Observing the video, she also appears to require a high level of
concentration to complete this task, and
relies heavily on her declarative memory as she manipulates the
information consciously.3
Therefore,
Jean requires external sources of information such as the Physical
Therapist to help produce a correct movement pattern.4
As her movement improves, she will require less external information
and begin to be able to adapt to the environment – different size
and weights of the object she is reaching for. It is therefore
important that the therapist initially provides feedback to help
develop the correct movement pattern, and then allows Jean to apply
this to different settings.3
During
the autonomous phase, feedback should be precise, and
Jean
should be allowed to make errors as this has shown improved
performance during novel tasks.5

However,
this model does assume that the movement will be able to be learned.
In Jean’s case, she has other limitations to movement such as
weakness, spasticity, and flexor synergy. These must be addressed
before she can achieve the associative and autonomous stage, as her
movements are likely to stay effortful if, for example, she has
spasticity limiting elbow extension.

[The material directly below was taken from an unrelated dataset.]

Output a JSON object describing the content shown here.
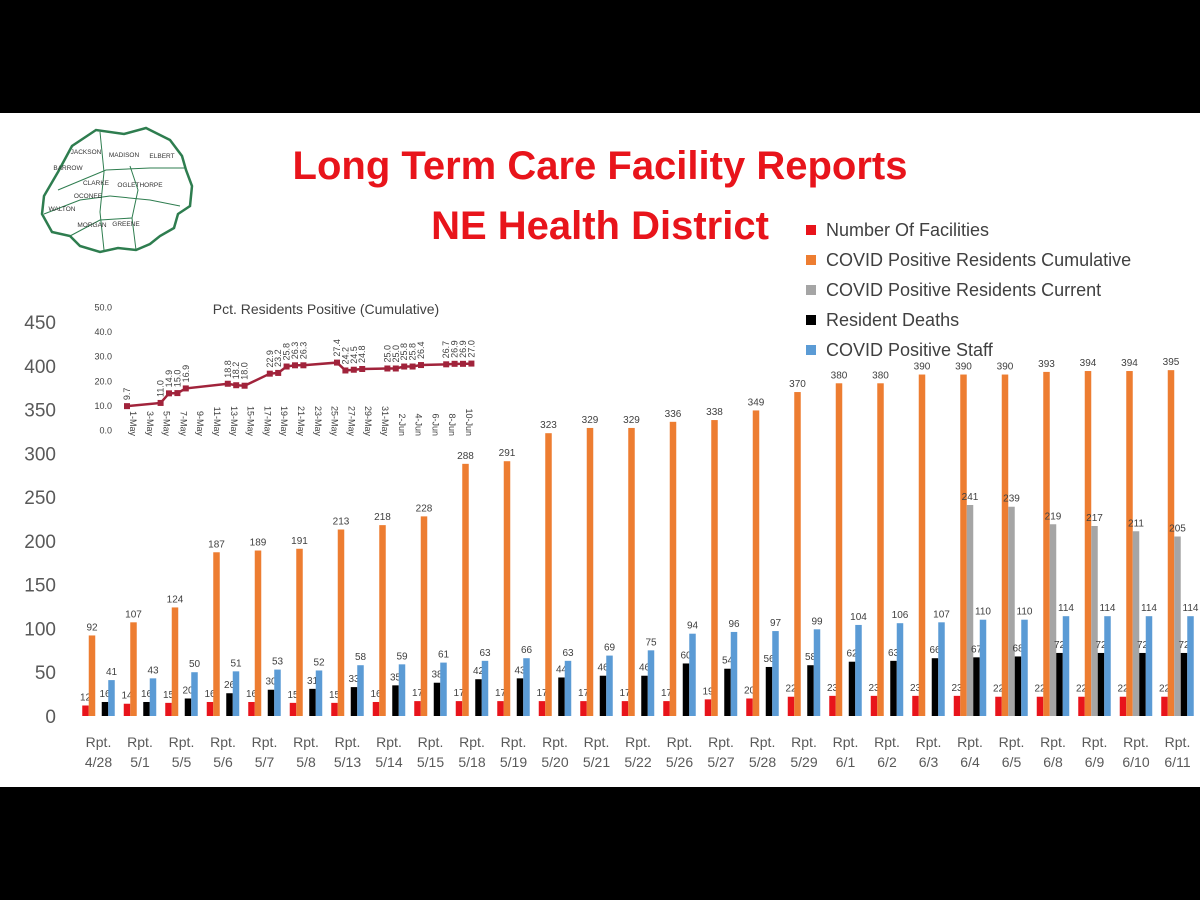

She may however gain
compensatory strategies, and therefore while a specific movement is
effortful and variable in performance, the functional task becomes
proficient. For example, she may learn to use her left hand to aid
her right in creating a palmer grip, and with practice, this could
become a proficient movement the requires little energy or attention
to complete.

Activity
#3: Compare and contrast various motor learning theories.
Freezing
the degrees of freedom involves constraining the joint movement using
co-contraction. The release of the degrees of freedom allows improved
efficiency of movement and greater ability to adapt the movement for
the environmental demands.

For
example, initially the degrees of freedom in the lower limb may be
constrained to flexion and extension of the hip and knee to re-learn
basic stepping after hemi-paresis, with little ankle movement. The
therapist may need a ‘hands-on’ approach to help constrain the
movement, for example to prevent circumduction. As this becomes
easier, you could introduce stepping around objects, that would
encourage the use of abduction and adduction in the hip, and
inversion/eversion of the ankle which would require the release of
more degrees of freedom to allow for adaptation to the environment.
This would allow synergies to develop, allowing more flexibility of
body movements.3 From
this, you could take your patient outdoors where there is uneven
flooring, obstacles, and busy pavements, to release more degrees of
freedom. This assist the development of adaptation to different
contexts, leading to efficient movements and the ability to exploit
the limb movements to navigate the changing environment.

References:

Shumway-Cook
A, Woollacott MH. Motor
Control: Translating Research into Clinical Practice. 5th
ed. Philadelphia: Wolters Kluwer Health/Lippincott Williams &
Wilkins; 2017

Milner,
B. Amnesia following operation on temporal lobes, In: Whitty CWM,
Zangwill OL, eds. Amnesia. London, UK: Butterworths, 1966: 109-133

Edwards,
W.H., Motor Learning
and Control: From Theory to Practice. Belmont,
CA: Cengage
Learning, 2010

Fitts
PM, Posner MI. Human
Performance. Belmont,
Calif: Brooks/Cole Pub. Co; 1967. )

Poole
JL. Application of motor learning principles in occupational
therapy. The
American journal of occupational therapy. : official publication of
the American Occupational Therapy Association.